Ocultando a informação
O governo dos Estados Unidos anunciou que vai aderir às metas de redução na emissão de gases do efeito estufa, acertadas em Copenhague durante a cúpula de dezembro passado.
Qual é o peso relativo dessa informação no noticiário geral que ocupa os jornais desta sexta-feira?
Na opinião da maioria dos editores da imprensa brasileira de assuntos genéricos, praticamente nenhum interesse.
O Globo publica um texto curto na página de Ciência e a Folha de S.Paulo traz uma nota menor ainda em sua seção correspondente.
A informação já estava disponível nos sites de agências noticiosas internacionais na tarde de quinta-feira, por volta das 16 horas, ou seja, houve tempo mais do que suficiente para produzir um material mais consistente e, principalmente, mais de acordo com a relevância do tema.
O texto do Globo, um pouco mais alentado que o da Folha, acrescenta que o governo dos Estados Unidos vai aumentar em US$ 5 bilhões a verba de incentivo às empresas que fabriquem produtos livres de emissões de carbono.
O Globo também é o único dos chamados jornais de circulação nacional a citar a consulta do Centro de Pesquisas Pew, na qual se revela que apenas 28% dos americanos entrevistados consideram o aquecimento global como a prioridade a ser tratada em 2010 pelas autoridades dos Estados Unidos.
Em 2007, ano em que foi amplamente divulgado o resultado de estudos do Painel Intergovernamental sobre Mudanças Climáticas demonstrando o efeito de atividades humanas no clima, 38% dos cidadãos americanos afirmavam que essa era a questão que mais os preocupava.
Por mais que se diga que a imprensa tradicional anda perdendo credibilidade, a frequência com que os jornais e emissoras de rádio e televisão abordam determinados assuntos ainda influencia o grau de repercussão que tal assunto terá na sociedade.
O fato de os jornais brasileiros, majoritariamente, não acompanharem as decisões derivadas da reunião de chefes de Estado ocorrida em Copenhague, fala muito a respeito das verdadeiras convicções da imprensa sobre o tema.
Revela que, na verdade, a maioria dos editores apenas se preocupa com a questão climática como evento midiático.
Uma crise importada
Alberto Dines:
– Hugo Chávez está radicalizando, este é o mote que percorre os editoriais dos nossos jornais, as análises dos comentaristas políticos e a blogosfera palpiteira.
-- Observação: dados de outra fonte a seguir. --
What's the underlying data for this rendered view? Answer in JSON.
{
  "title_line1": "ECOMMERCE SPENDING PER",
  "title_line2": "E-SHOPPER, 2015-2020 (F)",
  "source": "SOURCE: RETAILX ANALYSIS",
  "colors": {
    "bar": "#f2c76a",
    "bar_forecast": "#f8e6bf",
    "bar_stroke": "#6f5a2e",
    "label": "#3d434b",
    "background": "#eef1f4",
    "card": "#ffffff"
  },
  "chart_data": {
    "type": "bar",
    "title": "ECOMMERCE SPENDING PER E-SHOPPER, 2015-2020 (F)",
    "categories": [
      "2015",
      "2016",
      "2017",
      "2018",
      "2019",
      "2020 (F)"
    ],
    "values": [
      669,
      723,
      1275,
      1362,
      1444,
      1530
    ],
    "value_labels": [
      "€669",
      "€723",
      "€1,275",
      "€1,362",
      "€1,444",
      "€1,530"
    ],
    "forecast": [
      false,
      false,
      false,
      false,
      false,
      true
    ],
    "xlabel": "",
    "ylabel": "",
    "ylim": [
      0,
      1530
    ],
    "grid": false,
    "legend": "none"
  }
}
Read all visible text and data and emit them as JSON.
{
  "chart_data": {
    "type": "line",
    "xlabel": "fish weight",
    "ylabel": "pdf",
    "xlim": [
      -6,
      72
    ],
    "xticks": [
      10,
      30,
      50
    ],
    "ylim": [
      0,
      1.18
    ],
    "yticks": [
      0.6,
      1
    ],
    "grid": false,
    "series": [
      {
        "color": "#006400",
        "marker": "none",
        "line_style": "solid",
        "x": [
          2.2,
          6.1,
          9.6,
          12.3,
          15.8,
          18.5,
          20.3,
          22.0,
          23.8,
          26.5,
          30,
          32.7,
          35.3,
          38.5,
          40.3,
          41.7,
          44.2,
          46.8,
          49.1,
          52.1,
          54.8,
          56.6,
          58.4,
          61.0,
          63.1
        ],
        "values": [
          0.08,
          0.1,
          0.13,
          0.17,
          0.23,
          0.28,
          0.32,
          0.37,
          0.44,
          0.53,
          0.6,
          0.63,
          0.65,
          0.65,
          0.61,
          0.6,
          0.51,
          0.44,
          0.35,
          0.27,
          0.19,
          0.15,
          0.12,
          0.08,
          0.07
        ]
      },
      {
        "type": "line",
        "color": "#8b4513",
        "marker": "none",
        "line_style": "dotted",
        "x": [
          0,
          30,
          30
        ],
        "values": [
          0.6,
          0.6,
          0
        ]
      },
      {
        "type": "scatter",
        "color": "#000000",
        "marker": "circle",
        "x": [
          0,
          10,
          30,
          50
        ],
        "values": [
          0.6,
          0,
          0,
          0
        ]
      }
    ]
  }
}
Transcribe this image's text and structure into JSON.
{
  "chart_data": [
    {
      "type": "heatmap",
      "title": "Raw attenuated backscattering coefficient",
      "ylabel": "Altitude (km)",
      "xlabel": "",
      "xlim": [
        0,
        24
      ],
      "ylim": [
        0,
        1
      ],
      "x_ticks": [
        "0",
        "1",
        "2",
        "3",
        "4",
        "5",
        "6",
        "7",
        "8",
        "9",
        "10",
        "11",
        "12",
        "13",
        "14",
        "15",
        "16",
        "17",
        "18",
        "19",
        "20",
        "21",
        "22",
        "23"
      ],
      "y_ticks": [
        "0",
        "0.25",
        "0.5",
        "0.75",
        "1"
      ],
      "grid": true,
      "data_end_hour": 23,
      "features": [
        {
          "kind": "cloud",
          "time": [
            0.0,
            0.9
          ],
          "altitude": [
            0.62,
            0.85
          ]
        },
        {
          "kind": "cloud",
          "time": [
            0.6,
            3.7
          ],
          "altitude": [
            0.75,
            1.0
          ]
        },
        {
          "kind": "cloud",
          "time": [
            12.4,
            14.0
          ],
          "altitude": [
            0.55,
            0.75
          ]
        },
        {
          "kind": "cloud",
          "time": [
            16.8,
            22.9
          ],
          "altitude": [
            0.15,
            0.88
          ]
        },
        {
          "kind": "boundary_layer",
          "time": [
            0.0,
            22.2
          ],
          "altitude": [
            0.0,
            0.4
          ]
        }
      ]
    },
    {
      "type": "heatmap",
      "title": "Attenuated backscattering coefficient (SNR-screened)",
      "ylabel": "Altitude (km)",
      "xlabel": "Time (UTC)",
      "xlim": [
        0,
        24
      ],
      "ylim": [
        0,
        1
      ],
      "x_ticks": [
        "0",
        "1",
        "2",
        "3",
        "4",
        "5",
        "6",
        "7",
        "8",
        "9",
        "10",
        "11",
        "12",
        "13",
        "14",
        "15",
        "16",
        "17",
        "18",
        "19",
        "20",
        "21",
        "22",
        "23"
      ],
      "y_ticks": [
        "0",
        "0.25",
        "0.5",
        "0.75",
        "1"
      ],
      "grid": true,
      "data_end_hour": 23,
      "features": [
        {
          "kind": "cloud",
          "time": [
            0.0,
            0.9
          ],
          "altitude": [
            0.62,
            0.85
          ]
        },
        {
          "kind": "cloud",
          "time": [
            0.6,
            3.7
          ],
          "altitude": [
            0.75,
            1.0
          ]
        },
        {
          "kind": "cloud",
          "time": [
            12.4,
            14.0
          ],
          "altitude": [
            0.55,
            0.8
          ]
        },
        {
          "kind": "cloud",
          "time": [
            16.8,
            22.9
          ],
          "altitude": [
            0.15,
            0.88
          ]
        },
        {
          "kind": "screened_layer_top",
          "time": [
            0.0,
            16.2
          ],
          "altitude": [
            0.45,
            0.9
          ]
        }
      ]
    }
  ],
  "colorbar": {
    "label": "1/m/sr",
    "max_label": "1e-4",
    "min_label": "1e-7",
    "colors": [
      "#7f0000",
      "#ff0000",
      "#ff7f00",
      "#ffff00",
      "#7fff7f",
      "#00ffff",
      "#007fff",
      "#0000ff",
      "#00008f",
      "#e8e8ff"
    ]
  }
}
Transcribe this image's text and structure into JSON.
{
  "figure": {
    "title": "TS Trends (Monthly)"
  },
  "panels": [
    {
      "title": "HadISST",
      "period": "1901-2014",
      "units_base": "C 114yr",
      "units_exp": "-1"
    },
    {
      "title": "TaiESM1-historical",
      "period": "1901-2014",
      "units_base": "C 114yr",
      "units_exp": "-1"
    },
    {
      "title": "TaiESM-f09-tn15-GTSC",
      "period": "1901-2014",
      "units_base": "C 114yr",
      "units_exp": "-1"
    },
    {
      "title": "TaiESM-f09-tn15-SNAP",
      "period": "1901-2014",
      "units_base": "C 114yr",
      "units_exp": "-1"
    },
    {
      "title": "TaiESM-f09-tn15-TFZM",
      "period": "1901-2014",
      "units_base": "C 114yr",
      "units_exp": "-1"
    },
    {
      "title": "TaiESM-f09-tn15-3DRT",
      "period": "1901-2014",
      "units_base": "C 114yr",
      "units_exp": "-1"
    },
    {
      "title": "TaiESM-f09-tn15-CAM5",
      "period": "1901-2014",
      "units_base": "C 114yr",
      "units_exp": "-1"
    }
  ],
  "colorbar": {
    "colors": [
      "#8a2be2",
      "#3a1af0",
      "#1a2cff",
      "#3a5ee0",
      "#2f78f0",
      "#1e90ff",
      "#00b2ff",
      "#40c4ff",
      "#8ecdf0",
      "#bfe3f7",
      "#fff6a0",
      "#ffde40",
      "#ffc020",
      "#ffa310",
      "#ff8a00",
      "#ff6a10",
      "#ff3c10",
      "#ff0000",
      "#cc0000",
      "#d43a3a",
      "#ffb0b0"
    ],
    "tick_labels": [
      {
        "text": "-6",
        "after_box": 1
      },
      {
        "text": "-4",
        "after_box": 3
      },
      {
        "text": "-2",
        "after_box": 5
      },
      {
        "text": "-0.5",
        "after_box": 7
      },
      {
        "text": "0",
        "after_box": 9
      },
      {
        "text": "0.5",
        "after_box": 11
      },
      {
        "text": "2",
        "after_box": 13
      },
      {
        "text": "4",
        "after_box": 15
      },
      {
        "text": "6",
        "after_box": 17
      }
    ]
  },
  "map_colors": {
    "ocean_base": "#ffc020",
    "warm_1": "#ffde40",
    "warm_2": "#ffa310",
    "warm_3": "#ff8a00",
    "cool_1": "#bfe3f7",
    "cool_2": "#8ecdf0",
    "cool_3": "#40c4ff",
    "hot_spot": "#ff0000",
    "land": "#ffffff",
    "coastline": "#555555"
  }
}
É fato: o caudilho venezuelano apostou no confronto e agora está colhendo a safra de ressentimentos que plantou ao longo de quase uma década.
Autoritário, desperdiçou alianças, fechou as portas para a formação de blocos democráticos, perdeu fieis companheiros, cada vez mais solitário. Sua obsessiva cruzada anti-mídia trabalha contra os seus próprios interesses porque, ao apertar as roscas da repressão, torna quase impossível lembrar que a conspiração para derrubá-lo em 2002 nasceu num poderoso grupo midiático, hoje convertido em aliado (link para os programas de TV).
Porém, este quadro delirante não deve servir de pretexto para que a corporação midiática brasileira transfira para aqui as tensões do país vizinho. Cada caso é um caso: o furor “bolivariano” contra a imprensa não é uniforme. O casal Kirchner conviveu muito bem – bem demais – com a mesma estrutura midiática que resolveu pulverizar quando percebeu o seu desgaste político.
Forçar semelhanças na base de etiquetas generalistas é um recurso anti-jornalístico, culturalmente reacionário, porque converte o cidadão num escravo das simplificações. A vitória de Sebastián Piñera no Chile não significa o nascimento de uma “nova direita” no continente. O poderoso empresário dificilmente derrubará a sólida estrutura estabelecida ao longo das duas décadas de social-democracia. Nem está interessado nisso.
Chávez não está conseguindo acabar com os últimos resquícios de liberdade de expressão em seu país, o chavismo está desabando como acontece mais cedo ou mais tarde com todos os regimes discricionários Mas estes são dados circunscritos à Venezuela não podem ser extrapolados nem exportados para outros ambientes. Pode parecer provocação.
Também é visivelmente artificial a impressão construída na mídia brasileira de que a administração Obama está sendo um fracasso. O presidente americano está na Casa Branca há cerca de 370 dias, tem no mínimo outros 1460 para completar as mudanças que iniciou. Na ultima terça-feira teve a coragem de afirmar numa entrevista à rede ABC que prefere ser um presidente muito bom de apenas um mandato do que ser um medíocre de dois mandatos. Sua cruzada contra o capitalismo selvagem praticado pelos conglomerados financeiros já o coloca no grupo dos chefes de estado excepcionais.